Another circular of instructions in November, 1915, recommended that under the two shift system, women should be employed “as far as is reasonably practicable” by day rather than by night.
Later Developments
Scientific studies in fatigue, and improvements in the regulation of working hours, continued to be the chief features of the women’s hour situation during the latter part of the war. Two reports made for the Home Office by Dr. A. F. Stanley Kent on An Investigation of Industrial Fatigue by Physiological Methods, showed, as the result of actual experiments with working days of different length, that overtime may “defeat its own object” and actually cause a diminution in “total daily output.” The first report which had been published in August, 1915, was of less direct practical importance, giving merely a description of a number of tests adapted to showing fatigue in factory workers. The second report, issued in September, 1916, was a study of output and the effects of fatigue in certain plants making war equipment under working days of different length. Among its most significant conclusions from the point of view of hour restriction were the following:
A worker employed for 10 hours per day may produce a greater output than when employed for 12 hours, the extra rest being more than sufficient to compensate for the loss of time.
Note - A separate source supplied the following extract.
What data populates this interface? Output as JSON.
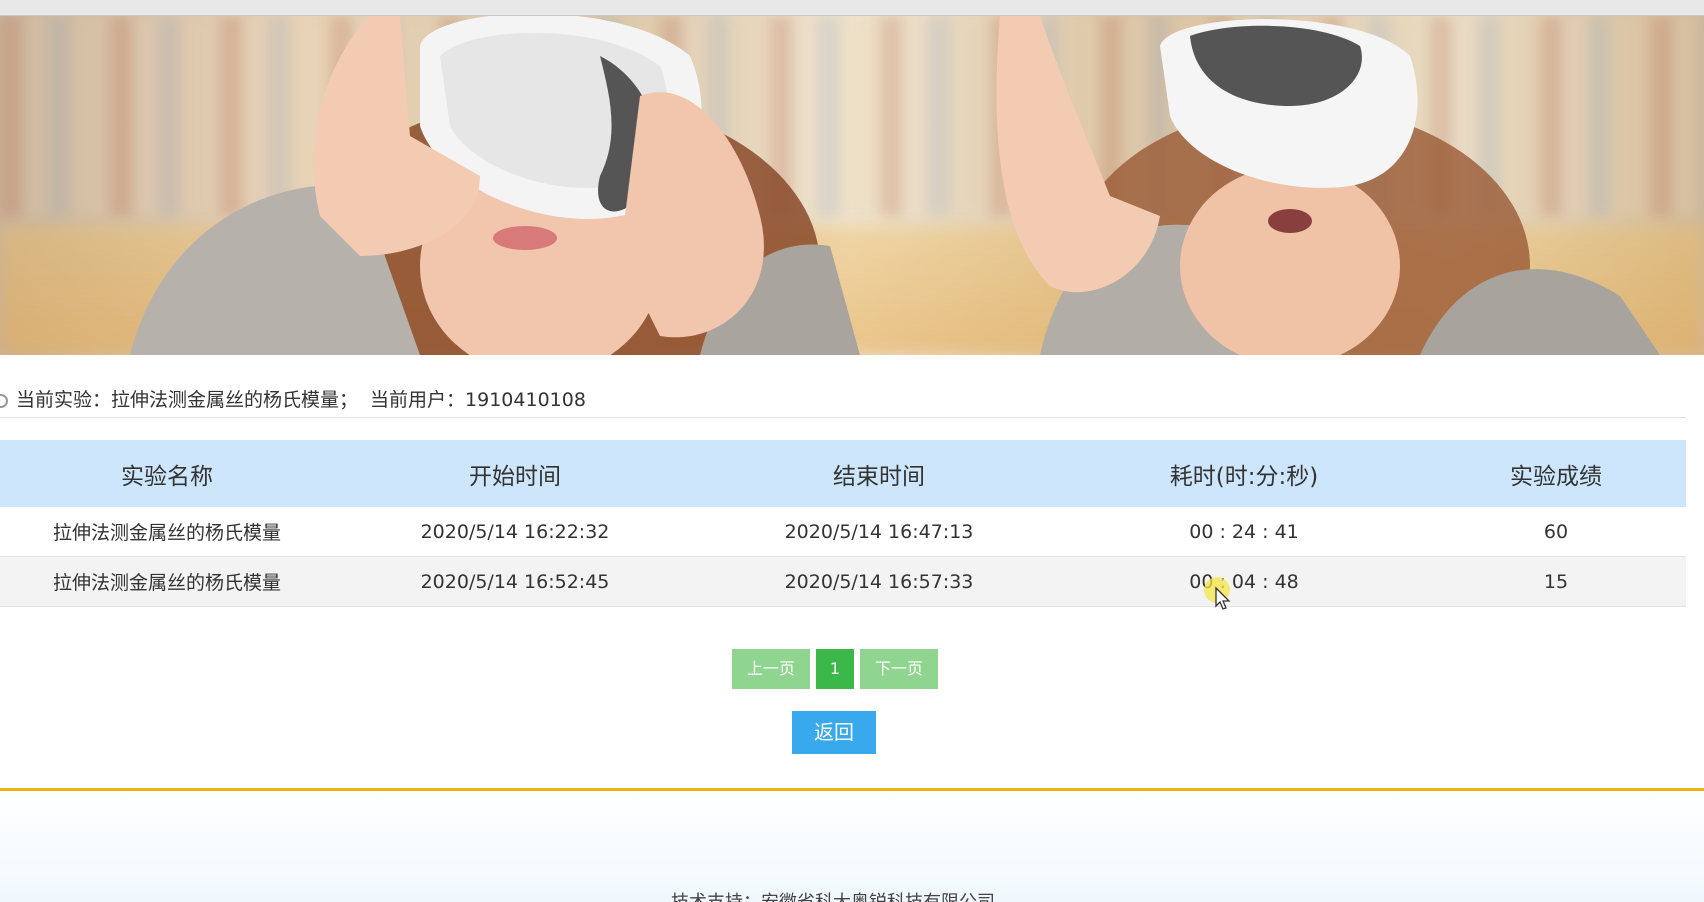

A worker employed for 8 hours per day may produce a greater output than another of equal capacity working 12 hours per day.
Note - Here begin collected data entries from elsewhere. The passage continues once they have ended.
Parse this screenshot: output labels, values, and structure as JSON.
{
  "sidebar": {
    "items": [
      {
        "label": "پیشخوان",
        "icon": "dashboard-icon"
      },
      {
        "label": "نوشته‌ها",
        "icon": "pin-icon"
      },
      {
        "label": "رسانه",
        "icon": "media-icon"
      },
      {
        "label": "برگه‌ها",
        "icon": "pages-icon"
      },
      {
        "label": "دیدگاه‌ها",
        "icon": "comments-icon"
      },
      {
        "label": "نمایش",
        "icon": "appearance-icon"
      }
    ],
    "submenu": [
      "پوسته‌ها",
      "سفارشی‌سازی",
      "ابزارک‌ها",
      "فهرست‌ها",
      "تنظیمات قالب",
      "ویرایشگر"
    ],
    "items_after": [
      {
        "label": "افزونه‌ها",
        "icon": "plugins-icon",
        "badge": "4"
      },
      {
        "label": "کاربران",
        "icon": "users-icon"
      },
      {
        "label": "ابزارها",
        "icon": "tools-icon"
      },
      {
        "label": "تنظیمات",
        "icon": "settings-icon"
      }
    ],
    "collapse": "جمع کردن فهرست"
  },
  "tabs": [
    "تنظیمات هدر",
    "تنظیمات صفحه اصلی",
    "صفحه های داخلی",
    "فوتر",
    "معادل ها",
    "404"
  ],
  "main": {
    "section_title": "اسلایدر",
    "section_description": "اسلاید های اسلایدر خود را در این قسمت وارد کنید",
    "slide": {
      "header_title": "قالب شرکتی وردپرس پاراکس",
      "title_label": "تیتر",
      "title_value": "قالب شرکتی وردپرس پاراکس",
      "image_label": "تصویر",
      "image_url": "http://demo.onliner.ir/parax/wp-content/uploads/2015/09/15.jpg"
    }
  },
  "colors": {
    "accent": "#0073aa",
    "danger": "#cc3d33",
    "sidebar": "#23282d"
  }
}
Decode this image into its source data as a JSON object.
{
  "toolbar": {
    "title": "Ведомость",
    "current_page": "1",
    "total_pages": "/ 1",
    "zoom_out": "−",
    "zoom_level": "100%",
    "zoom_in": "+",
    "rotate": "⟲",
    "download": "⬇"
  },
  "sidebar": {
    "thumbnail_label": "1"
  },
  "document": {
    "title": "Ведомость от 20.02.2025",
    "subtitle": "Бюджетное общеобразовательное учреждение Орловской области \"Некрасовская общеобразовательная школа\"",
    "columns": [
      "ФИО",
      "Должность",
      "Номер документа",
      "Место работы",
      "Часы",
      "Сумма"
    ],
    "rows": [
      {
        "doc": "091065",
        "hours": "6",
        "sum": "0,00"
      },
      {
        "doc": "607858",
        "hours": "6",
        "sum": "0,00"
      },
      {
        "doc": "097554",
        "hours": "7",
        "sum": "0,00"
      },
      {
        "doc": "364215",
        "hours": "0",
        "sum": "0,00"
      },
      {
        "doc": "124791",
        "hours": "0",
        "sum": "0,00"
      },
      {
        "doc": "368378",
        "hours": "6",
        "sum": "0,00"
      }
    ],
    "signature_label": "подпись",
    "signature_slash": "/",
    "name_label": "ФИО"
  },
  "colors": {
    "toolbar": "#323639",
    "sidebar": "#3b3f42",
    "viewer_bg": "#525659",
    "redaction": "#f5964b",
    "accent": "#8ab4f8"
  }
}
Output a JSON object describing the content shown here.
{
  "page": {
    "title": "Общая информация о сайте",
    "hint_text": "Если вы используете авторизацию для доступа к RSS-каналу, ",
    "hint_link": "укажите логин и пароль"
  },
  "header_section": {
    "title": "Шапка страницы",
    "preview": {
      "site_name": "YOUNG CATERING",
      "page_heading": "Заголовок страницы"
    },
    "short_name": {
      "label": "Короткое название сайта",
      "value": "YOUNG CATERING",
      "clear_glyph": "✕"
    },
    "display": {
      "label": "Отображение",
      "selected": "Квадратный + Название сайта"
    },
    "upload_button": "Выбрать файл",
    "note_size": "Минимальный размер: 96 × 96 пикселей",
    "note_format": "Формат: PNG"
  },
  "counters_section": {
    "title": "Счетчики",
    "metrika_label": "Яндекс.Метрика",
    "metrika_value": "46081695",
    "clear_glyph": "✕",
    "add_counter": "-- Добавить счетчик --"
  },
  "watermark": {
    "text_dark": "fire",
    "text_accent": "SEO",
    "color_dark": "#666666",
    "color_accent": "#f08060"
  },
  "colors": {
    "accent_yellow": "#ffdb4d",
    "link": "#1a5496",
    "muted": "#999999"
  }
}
A group of workers showed an absolute increase of over 5 per cent of output as a result of diminution of 16½ per cent in the length of the working day.
Another group increased their average rate of output from 262 to 276 as a result of shortening the day from 12 hours to 10 and to 316 on a further shortening of 2 hours.
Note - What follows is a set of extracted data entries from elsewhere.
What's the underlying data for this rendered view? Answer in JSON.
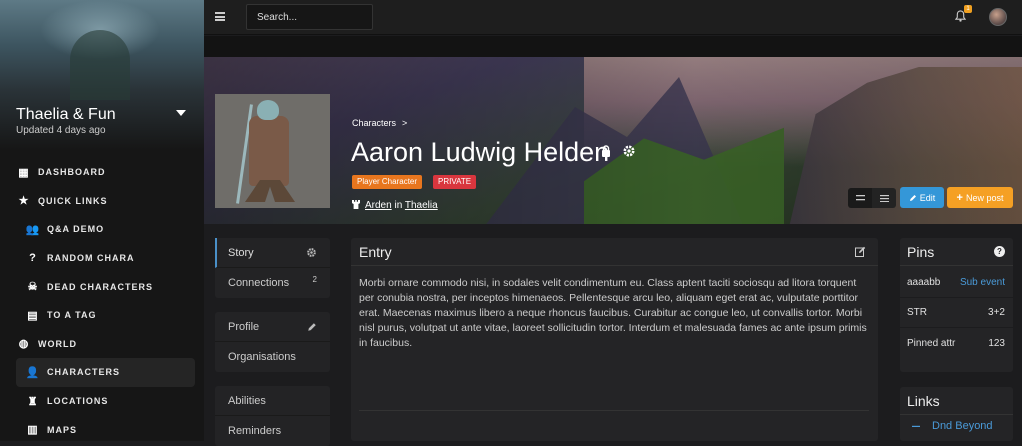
{
  "campaign": {
    "title": "Thaelia & Fun",
    "updated": "Updated 4 days ago"
  },
  "nav": [
    {
      "label": "DASHBOARD",
      "icon": "dashboard-icon",
      "level": 1
    },
    {
      "label": "QUICK LINKS",
      "icon": "star-icon",
      "level": 1
    },
    {
      "label": "Q&A DEMO",
      "icon": "users-icon",
      "level": 2
    },
    {
      "label": "RANDOM CHARA",
      "icon": "question-icon",
      "level": 2
    },
    {
      "label": "DEAD CHARACTERS",
      "icon": "skull-icon",
      "level": 2
    },
    {
      "label": "TO A TAG",
      "icon": "table-icon",
      "level": 2
    },
    {
      "label": "WORLD",
      "icon": "globe-icon",
      "level": 1
    },
    {
      "label": "CHARACTERS",
      "icon": "user-icon",
      "level": 2,
      "active": true
    },
    {
      "label": "LOCATIONS",
      "icon": "castle-icon",
      "level": 2
    },
    {
      "label": "MAPS",
      "icon": "map-icon",
      "level": 2
    }
  ],
  "topbar": {
    "search_placeholder": "Search...",
    "notification_count": "1"
  },
  "header": {
    "breadcrumb": "Characters",
    "breadcrumb_sep": ">",
    "name": "Aaron Ludwig Helden",
    "tags": [
      "Player Character",
      "PRIVATE"
    ],
    "location": "Arden",
    "location_in": "in",
    "world": "Thaelia"
  },
  "actions": {
    "edit": "Edit",
    "new_post": "New post"
  },
  "menu": {
    "group1": [
      {
        "label": "Story",
        "active": true
      },
      {
        "label": "Connections",
        "count": "2"
      }
    ],
    "group2": [
      {
        "label": "Profile"
      },
      {
        "label": "Organisations"
      }
    ],
    "group3": [
      {
        "label": "Abilities"
      },
      {
        "label": "Reminders"
      }
    ]
  },
  "entry": {
    "title": "Entry",
    "body": "Morbi ornare commodo nisi, in sodales velit condimentum eu. Class aptent taciti sociosqu ad litora torquent per conubia nostra, per inceptos himenaeos. Pellentesque arcu leo, aliquam eget erat ac, vulputate porttitor erat. Maecenas maximus libero a neque rhoncus faucibus. Curabitur ac congue leo, ut convallis tortor. Morbi nisl purus, volutpat ut ante vitae, laoreet sollicitudin tortor. Interdum et malesuada fames ac ante ipsum primis in faucibus."
  },
  "pins": {
    "title": "Pins",
    "rows": [
      {
        "label": "aaaabb",
        "value": "Sub event"
      },
      {
        "label": "STR",
        "value": "3+2"
      },
      {
        "label": "Pinned attr",
        "value": "123"
      }
    ]
  },
  "links": {
    "title": "Links",
    "item": "Dnd Beyond"
  }
}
Under the conditions studied neither rate of working nor total output attains a maximum when a 12 hour day is adopted.[172]
Two other scientific reports on the subject dealt with The Question of Fatigue from the Economic Standpoint, and were put out by a committee of the British Association for the Advancement of Science in September, 1915, and September, 1916, respectively. The monographs emphasized the importance of an observation of fatigue in the workers and adaptation of the hours of labor thereto. The memoranda and reports of the Health of Munition Workers Committee are the best known of this group of studies, no doubt because besides being the work of scientific investigators, they were carried on to form a basis for official action, and contained definite recommendations for the shortening of hours in order to improve output. While they dealt with munitions work alone, the principles brought out are equally applicable to any form of industrial occupation.
The first memorandum published in November, 1915, covered the subject of Sunday labor, and recommended without qualifications a weekly rest day for all classes of workers.